After a week of really nice weather across much of agricultural Manitoba, we saw the weather turn back to cool, wet conditions. Some of the comments I’ve been hearing about the weather are that our seasons are off by a month, or simply that Mays appear to be getting wetter and colder. At first I kind of dismissed these comments, but then I started to think back to when I was younger and it does seem that the nice, warm, dry Mays of my youth just don’t happen anymore.
So I decided to do a quick check back at the weather data for both Winnipeg and Brandon to see if there is any truth to this idea that our Mays are getting colder and wetter. The first thing I noticed is that, while the temperatures and precipitation amounts between the two centres were understandably different, the pattern and trends between them were identical. So I chose just to include one city’s set of graphics.
I took the mean monthly temperatures and precipitation totals from 1980 to 2009 and graphed them out. When I did this, I didn’t notice a real obvious trend in the data. So I then took that same data set and averaged out the monthly temperatures for each decade of data. I then graphed this data out and if you take a look at the two graphs I have included, you can see there is a rather interesting pattern.
If we look at the first graph showing the mean decadal temperatures, you will see that first of all, there is not a huge difference in temperatures between the decades, and considering that this graph is an average of 10 years of data, this makes sense. If we look at the temperatures during April there does not appear to be any pattern. The 1980s were warm and so were the last 10 years. Meanwhile, the 1990s were a cooler decade. If we jump ahead and look at June, we again do not see any real pattern. This time it was the 1990s that were a little warmer.
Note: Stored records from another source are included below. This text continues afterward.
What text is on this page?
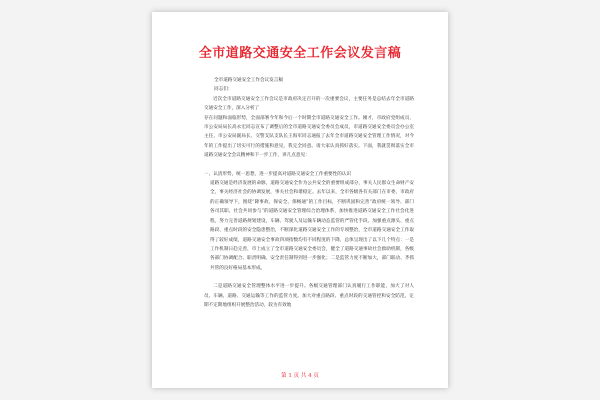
全市道路交通安全工作会议发言稿

全市道路交通安全工作会议发言稿

同志们：

近次全市道路交通安全工作会议是市政府决定召开的一次重要会议，主要任务是总结去年全市道路交通安全工作，深入分析了

存在问题和面临形势，全面部署今年和今后一个时期全市道路交通安全工作。刚才，市政府党组成员、市公安局局长高永宏同志宣布了调整后的全市道路交通安全委员会成员，市道路交通安全委员会办公室主任、市公安局副局长、交警支队支队长王海军同志通报了去年全市道路交通安全管理工作情况，对今年的工作提出了切实可行的措施和意见，我完全同意。请大家认真抓好落实。下面，我就贯彻落实全市道路交通安全会议精神和下一步工作，讲几点意见：

一、认清形势，统一思想，进一步提高对道路交通安全工作重要性的认识

道路交通是经济发展的命脉，道路交通安全作为公共安全的重要组成部分，事关人民群众生命财产安全，事关经济社会的协调发展，事关社会和谐稳定。去年以来，全市各级各有关部门在市委、市政府的正确领导下，围绕“降事故、保安全、保畅通”的工作目标，不断巩固和完善“政府统一领导、部门各司其职、社会共同参与”的道路交通安全管理综合治理体系，加快推进道路交通安全工作社会化进程，努力完善道路规划建设，车辆、驾驶人及运输车辆动态监管的严管化手段。加强重点源头、重点路段、重点时段的安全隐患整治，不断深化道路交通安全工作的专项整治，全市道路交通安全工作取得了较好成绩，道路交通安全事故四项指数均有不同程度的下降，总体呈现出了以下几个特点：一是工作机制日趋完善，市上成立了全市道路交通安全委员会，健全了道路交通事故社会救助机制，各级各部门协调配合、职责明确、安全责任制得到进一步强化；二是监管力度不断加大，部门联动、齐抓共管的良好格局基本形成。

二是道路交通安全管理整体水平进一步提升。各级交通管理部门认真履行工作职能，加大了对人员、车辆、道路、交通运输等工作的监管力度。加大对重点路段、重点时段的交通管控和安全防范，定期不定期地组织开展整治活动，较为有效地

第 1 页 共 4 页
Now, if we look at the month of May, there does appear to be a pattern emerging, and that pattern seems to confirm what most people have been noticing. May does seem to be trending towards colder conditions.
I did the same thing with precipitation data, and interestingly enough, the same general patterns emerged. April and June showed what we would expect: random variability. May, on the other hand, showed a definite trend toward wetter conditions.
I wasn’t content with just leaving it at this, knowing that a particularly unusual year could bias the data during any decade to give a false indication of what that decade was like – so I went back to the data and removed the lowest and highest readings for both temperature and precipitation. After I did this the result for all three months did not change, which showed me that the data was not being biased by any particularly unusual year.
So, if you’ve been thinking our Mays are not as nice as they once used to be, it appears the data supports this. Just why this might be happening is anyone’s guess. Will this trend continue? We’ll have to wait and see, but judging by last year and this year, the answer is looking to be “yes.”